Tedavi ve Yönetim Yöntemleri

Çoğul kişilik bozukluğu, uzun vadeli ve kapsamlı bir tedavi süreci gerektirir. Tedavinin amacı, bireyin kimliklerini birleştirmek veya kimlikler arasındaki koordinasyonu artırmaktır. Tedavi yöntemleri şunları içerir:

Psikoterapi:

Travma Odaklı Terapi: Travmatik anılar üzerinde çalışarak bireyin travma ile sağlıklı bir şekilde başa çıkmasına yardımcı olur.

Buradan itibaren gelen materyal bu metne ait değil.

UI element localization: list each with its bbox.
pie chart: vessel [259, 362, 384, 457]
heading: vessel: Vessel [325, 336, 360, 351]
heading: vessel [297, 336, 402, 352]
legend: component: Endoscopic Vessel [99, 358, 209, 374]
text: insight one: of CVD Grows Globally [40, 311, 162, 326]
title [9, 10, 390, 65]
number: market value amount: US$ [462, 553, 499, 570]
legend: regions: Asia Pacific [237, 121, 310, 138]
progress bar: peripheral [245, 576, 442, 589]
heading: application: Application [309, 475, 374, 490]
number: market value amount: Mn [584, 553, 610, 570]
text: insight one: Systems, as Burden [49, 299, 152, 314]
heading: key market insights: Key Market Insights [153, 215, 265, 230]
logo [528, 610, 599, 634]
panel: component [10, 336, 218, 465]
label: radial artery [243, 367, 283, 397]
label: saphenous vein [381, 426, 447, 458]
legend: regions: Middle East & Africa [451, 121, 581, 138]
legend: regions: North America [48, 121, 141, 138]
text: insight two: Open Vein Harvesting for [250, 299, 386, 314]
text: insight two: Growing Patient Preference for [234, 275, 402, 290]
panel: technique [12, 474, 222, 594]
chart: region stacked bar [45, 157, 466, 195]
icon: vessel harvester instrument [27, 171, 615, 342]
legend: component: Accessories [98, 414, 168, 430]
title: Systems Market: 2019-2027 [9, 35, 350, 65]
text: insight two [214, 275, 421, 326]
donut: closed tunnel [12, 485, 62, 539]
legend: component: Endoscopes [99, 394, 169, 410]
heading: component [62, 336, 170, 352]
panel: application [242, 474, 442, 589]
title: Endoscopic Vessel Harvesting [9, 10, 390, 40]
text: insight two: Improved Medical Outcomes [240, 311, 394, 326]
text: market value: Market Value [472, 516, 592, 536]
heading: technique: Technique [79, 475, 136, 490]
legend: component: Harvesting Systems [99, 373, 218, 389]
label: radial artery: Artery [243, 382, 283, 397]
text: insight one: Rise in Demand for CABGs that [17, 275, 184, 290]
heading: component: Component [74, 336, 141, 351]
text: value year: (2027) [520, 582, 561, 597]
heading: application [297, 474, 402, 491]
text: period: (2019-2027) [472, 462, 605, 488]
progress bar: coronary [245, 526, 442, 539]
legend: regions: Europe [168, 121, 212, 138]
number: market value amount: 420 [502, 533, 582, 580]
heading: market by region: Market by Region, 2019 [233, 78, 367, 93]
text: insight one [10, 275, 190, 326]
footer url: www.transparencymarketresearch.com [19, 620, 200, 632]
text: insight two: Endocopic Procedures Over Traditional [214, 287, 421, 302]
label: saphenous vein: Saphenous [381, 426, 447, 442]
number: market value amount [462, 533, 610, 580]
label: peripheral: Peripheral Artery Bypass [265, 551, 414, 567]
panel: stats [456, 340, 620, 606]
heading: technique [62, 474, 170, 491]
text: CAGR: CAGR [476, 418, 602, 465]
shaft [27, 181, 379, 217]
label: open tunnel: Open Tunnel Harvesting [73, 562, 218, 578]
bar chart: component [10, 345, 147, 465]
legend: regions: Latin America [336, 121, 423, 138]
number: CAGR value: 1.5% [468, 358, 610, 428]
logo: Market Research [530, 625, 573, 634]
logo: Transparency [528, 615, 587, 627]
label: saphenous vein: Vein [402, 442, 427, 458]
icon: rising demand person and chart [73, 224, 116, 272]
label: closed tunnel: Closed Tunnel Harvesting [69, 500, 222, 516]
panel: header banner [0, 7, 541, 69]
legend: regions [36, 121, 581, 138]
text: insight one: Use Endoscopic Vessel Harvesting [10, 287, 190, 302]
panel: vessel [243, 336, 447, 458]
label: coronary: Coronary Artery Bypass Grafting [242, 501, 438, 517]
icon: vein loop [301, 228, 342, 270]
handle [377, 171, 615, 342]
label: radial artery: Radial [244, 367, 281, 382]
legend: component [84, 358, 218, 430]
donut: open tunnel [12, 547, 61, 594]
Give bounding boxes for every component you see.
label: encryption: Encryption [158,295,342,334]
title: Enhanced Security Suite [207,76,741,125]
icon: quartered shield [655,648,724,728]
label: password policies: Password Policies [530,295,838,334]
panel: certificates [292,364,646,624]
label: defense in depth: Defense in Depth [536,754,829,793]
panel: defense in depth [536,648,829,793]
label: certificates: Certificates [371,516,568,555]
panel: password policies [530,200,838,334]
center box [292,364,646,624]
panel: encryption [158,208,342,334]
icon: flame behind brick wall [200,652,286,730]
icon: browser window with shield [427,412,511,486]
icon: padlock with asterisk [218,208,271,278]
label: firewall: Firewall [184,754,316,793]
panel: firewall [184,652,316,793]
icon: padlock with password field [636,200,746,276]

Bilişsel Davranışçı Terapi (BDT): Olumsuz düşünce ve davranış kalıplarını değiştirmeyi hedefler.

Dissosiyatif Kimlikleri Entegre Etme: Kimlikler arasındaki kopukluğu azaltmayı ve kişinin "bütünleşmiş" bir kimlik yapısına ulaşmasını amaçlar.

İlaç Tedavisi:

Çoğul kişilik bozukluğunu doğrudan tedavi eden bir ilaç bulunmamakla birlikte, eşlik eden depresyon, anksiyete veya uyku bozukluklarını yönetmek için antidepresanlar ve anksiyolitikler kullanılabilir.

Destek Grupları ve Danışmanlık:

Bireylerin, benzer sorunları yaşayan kişilerle iletişim kurması ve deneyimlerini paylaşması, iyileşme sürecine katkı sağlayabilir.